Vega Sicilia Wines Come to New York… But Are They Worth the Hype?


Spanish wine freaks have been abuzz with the news that the illustrious Vega Sicilia winery would be sending some of its infamous wines — some of the most expensive in all of Spain — to New York for the Ribera del Duero Grand Tasting, held at the Puck Building yesterday. Pablo Alvarez, a large, laconic man, who happens to be the son of the winery’s owner, presented six wines to a select group of importers and journalists.

As the Wall Street Journal recently reported, a Vega Sicilia tasting is a rare thing. Fewer than 7,000 cases of the winery’s signature wine are produced each year and only about 10 percent of those make it to the U.S. Plus, the winery holds onto its wines for at least a decade before releasing them, so the current vintage is actually a 1999. In Spain, the waiting list for a bottle is 5,000 names long.

One importer stood up at the end of the tasting and pronounced the wines “perfect!” Master of Wine Mary Ewing-Mulligan tweeted: “02 Vega Sicilia Unico amazing- dense flesh yet shot w/ electricity. To be rlsd 2012.” Others were less impressed: “I don’t see what all the fuss is about,” said a wine writer, deeming the wines “conventional,” and not particularly Spanish in nature. At $300-$400 for its premium bottles, Vega Sicilia remains out of reach for most of us. In the room next to the exclusive tasting, however, Lucia Fernandez was pouring wines from her Condado de Haza winery. Also the offspring of an important figure in the Ribera (her father, Alejandro Fernandez of sister winery Tinto Pesquera, helped pioneer the fledgling appellation in the early 80s), she comes from a winemaking tradition rooted in a hands-off approach. The grapes are grown organically and the wines fermented using natural yeasts, a process some believe results in a more authentic expression of a wine’s terroir. “We use whole-cluster fermentation,” she explained. “It’s closer to [the effect] of crushing with the feet.”

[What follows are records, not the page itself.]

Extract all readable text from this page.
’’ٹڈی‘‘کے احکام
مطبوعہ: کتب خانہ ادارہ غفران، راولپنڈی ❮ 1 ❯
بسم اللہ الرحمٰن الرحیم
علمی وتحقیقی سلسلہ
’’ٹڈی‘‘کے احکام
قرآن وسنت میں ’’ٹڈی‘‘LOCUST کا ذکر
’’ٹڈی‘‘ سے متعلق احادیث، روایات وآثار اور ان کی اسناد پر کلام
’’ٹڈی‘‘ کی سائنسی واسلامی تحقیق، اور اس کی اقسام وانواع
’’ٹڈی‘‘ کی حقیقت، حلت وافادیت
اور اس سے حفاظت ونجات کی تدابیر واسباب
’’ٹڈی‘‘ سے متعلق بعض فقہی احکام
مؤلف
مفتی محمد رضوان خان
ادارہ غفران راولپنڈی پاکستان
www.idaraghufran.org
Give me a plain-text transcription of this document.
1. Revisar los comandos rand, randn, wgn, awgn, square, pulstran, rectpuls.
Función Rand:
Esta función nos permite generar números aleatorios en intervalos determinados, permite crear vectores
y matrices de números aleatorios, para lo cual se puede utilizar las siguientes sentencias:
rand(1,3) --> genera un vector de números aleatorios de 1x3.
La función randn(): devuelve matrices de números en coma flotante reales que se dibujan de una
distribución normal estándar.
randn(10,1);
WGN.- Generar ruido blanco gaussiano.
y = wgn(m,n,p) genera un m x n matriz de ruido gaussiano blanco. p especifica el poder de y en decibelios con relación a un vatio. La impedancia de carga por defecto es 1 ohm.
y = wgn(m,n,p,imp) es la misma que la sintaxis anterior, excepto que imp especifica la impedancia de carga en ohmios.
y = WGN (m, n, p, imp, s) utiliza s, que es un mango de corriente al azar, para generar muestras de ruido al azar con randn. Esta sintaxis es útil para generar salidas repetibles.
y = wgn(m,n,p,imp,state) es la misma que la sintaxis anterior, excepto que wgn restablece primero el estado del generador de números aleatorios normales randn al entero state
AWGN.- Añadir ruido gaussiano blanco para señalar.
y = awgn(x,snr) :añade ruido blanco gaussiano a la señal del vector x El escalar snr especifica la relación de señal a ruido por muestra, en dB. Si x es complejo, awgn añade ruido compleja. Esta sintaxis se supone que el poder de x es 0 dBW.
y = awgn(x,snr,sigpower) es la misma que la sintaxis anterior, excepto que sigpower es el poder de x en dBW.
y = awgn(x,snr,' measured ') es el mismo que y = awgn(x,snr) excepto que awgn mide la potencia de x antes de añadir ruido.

“It tastes like Tempranillo!” declared one taster, referring to the Ribera’s native grape. (Condado de Haza’s wines are all 100 percent Tempranillo, while Vega Sicilia’s are blended with Bordeaux varietals like Cabernet Sauvignon and Merlot.)

The Spanish wine shop Tinto Fino sells Condado de Haza 2006 for $31 a bottle. (Unsurprisingly, it currently has no Vega Sicilia in stock.) This evening, Lucia will be pouring her family’s wines at the tiny East Village shop herself. The wait for a taste isn’t expected to be more than a few moments.